Demonstration of a Field-Effect Three-Terminal Electronic Device with an Electron Mobility Exceeding 40 Million cm^2/(Vs)
T. J. Martz-Oberlander, B. Bulgaru, Z. Berkson-Korenberg, Q. Hawkins, K. W. West, K. W. Baldwin, A. Gupta, L. N. Pfeiffer, G. Gervais
Abstract
We report the fabrication and operation of a source-drain-gate three-terminal field-effect electronic device with an electron mobility exceeding $40\times 10^6$ cm$^2$ / (Vs). Several devices were fabricated, with the highest achieved electron mobility obtained using a symmetrically-doped GaAs/AlGaAs quantum well forming a two-dimensional electron gas (2DEG) with a density of $1.47(1) \times 10^{11}$ cm$^{-2}$ and a pristine, pre-fabrication electron mobility of $44(2) \times 10^6$ cm$^2$/(\text{Vs}).

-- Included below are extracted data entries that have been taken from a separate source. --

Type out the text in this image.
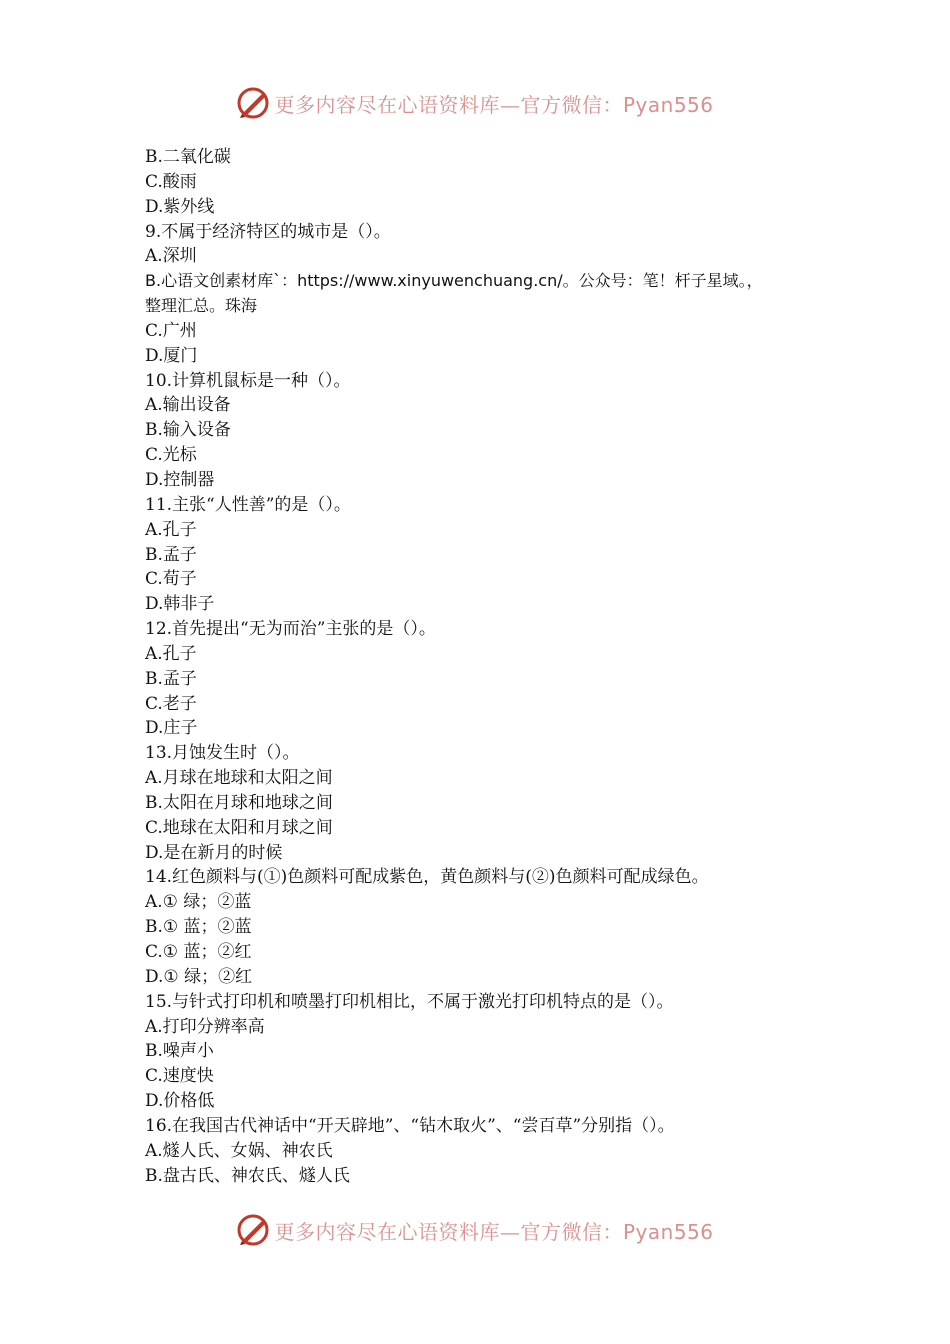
更多内容尽在心语资料库—官方微信：Pyan556
B.二氧化碳
C.酸雨
D.紫外线
9.不属于经济特区的城市是（）。
A.深圳
B.心语文创素材库`：https://www.xinyuwenchuang.cn/。公众号：笔！杆子星域。，
整理汇总。珠海
C.广州
D.厦门
10.计算机鼠标是一种（）。
A.输出设备
B.输入设备
C.光标
D.控制器
11.主张“人性善”的是（）。
A.孔子
B.孟子
C.荀子
D.韩非子
12.首先提出“无为而治”主张的是（）。
A.孔子
B.孟子
C.老子
D.庄子
13.月蚀发生时（）。
A.月球在地球和太阳之间
B.太阳在月球和地球之间
C.地球在太阳和月球之间
D.是在新月的时候
14.红色颜料与(①)色颜料可配成紫色，黄色颜料与(②)色颜料可配成绿色。
A.① 绿；②蓝
B.① 蓝；②蓝
C.① 蓝；②红
D.① 绿；②红
15.与针式打印机和喷墨打印机相比，不属于激光打印机特点的是（）。
A.打印分辨率高
B.噪声小
C.速度快
D.价格低
16.在我国古代神话中“开天辟地”、“钻木取火”、“尝百草”分别指（）。
A.燧人氏、女娲、神农氏
B.盘古氏、神农氏、燧人氏
更多内容尽在心语资料库—官方微信：Pyan556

To circumvent the well-known degradation of electron mobility during fabrication, devices were fabricated using a flip-chip technique where all lithographic processing steps were performed on a separate sapphire substrate. This method demonstrates the successful operation of various gate assembly designs on distinct 2DEGs without observable mobility degradation. This advance doubles the previous record for field-effect electronic device mobility and enables access to new regimes of quantum transport and applications that were previously unfathomable due to mobility limitations.